The Hidden Costs of Fairness in Platform Markets: The Dynamics of Lowering Developer Royalty Rates

Published Online:https://doi.org/10.1287/mnsc.2024.05861

Multisided platforms crucially rely on indirect network effects. When trying to strengthen these effects, platform owners face a fundamental challenge, namely, designing incentives to enhance developer effort and simultaneously ensuring the release of high-quality products on the platform. This paper highlights the costs associated with lowering royalty rates to boost developer effort, as such reductions increase the relative supply of lower-quality offerings, worsening information congestion problems and amplifying the importance of visibility-enhancing investments.

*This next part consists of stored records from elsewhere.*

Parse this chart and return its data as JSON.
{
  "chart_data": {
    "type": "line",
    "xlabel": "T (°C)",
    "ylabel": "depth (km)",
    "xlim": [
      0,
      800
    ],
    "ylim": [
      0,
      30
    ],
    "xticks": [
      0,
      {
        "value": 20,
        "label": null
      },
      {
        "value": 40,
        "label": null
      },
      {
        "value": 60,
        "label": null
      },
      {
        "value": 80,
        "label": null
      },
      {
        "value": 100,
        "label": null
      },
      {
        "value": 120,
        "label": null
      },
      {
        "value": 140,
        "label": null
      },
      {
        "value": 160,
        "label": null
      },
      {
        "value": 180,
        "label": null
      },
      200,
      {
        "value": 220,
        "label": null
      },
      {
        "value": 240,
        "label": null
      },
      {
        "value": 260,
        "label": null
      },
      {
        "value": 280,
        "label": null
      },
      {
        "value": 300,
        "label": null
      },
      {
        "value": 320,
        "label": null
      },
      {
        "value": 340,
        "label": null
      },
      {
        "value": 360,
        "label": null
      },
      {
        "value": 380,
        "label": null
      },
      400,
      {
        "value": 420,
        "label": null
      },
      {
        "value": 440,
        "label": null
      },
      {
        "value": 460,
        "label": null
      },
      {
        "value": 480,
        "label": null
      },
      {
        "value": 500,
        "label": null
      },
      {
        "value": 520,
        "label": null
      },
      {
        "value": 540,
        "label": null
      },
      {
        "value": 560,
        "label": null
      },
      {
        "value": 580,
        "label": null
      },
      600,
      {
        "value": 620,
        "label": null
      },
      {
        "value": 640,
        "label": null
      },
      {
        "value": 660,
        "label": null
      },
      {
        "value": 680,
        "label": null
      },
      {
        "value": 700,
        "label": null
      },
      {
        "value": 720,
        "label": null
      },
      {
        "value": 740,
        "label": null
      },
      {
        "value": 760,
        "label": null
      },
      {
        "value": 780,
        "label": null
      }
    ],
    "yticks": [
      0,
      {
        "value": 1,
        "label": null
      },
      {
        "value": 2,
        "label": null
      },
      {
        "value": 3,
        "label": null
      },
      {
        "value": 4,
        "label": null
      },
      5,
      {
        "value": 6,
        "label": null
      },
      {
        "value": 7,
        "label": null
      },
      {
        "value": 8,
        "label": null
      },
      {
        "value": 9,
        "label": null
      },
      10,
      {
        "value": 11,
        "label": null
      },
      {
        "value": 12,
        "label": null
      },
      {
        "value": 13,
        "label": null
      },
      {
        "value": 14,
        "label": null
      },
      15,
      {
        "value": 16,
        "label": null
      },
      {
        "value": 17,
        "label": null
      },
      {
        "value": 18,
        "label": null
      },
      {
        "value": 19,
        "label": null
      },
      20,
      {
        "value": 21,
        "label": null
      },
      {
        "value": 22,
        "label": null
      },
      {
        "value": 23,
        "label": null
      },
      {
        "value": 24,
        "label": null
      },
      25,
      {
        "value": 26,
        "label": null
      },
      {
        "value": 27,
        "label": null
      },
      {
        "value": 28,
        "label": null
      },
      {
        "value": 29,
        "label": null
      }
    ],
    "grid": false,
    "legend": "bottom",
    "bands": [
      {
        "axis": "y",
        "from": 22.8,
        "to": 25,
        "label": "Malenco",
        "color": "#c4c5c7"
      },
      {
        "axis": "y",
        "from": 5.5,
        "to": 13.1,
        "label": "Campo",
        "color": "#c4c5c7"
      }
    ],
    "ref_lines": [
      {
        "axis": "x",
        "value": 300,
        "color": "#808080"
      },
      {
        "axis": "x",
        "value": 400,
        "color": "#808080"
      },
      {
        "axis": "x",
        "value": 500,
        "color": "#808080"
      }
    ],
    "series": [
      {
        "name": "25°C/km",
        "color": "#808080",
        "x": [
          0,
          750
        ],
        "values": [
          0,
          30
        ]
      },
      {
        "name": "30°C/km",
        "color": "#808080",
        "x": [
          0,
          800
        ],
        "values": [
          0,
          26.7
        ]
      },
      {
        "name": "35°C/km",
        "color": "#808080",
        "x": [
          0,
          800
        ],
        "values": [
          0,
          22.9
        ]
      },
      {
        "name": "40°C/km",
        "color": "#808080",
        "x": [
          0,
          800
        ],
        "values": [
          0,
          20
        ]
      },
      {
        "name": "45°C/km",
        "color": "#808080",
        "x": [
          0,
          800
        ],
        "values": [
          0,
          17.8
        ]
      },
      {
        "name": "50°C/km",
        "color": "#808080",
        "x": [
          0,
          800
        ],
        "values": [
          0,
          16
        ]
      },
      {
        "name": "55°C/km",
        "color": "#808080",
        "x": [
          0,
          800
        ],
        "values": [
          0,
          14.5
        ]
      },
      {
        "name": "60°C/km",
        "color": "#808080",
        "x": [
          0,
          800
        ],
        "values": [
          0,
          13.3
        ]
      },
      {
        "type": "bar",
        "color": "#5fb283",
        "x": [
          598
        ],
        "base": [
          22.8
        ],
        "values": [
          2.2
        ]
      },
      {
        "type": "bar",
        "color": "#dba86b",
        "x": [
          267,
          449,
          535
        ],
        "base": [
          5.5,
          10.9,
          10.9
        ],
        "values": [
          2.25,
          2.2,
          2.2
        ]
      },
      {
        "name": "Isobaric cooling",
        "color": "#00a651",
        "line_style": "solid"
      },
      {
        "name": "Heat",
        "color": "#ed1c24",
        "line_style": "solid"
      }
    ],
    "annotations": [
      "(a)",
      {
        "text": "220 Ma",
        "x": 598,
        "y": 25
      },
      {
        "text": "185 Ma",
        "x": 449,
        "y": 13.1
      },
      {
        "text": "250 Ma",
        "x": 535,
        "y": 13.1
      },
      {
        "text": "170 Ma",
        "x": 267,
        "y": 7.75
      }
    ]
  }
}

We leverage the quasi random announcements made by Apple and Google, declaring their intention to reduce the royalty rate applied to small app developers from 30% to 15%. We analyze the implications of these reforms using a difference-in-differences approach, finding a substantial increase in small developers’ likelihood of releasing lower-quality and less original apps on iOS and Android after the announcements. These effects are neither paralleled by a comparable increase in high-quality app releases nor by an increase in small developers’ likelihood of launching venture-backed apps. Consistent with worsening information congestion problems because of an influx of low-quality apps, our findings show an increase in the marginal value of experienced user certifications and developers’ app store optimization efforts post announcement. Additionally, we observe that venture capitalists are increasingly concentrating their investments in ventures with higher (observable) quality.

This paper was accepted by Anita McGahan, business strategy.

Funding: This work was supported by the Spanish Ministry of Education [Project PID2022-138710NB-I00 funded by MCIU/AEI/10.13039/501100011033/FEDER, UE]. A. Conti acknowledges financial support from the Swiss National Science Foundation [Grant 100013_197807].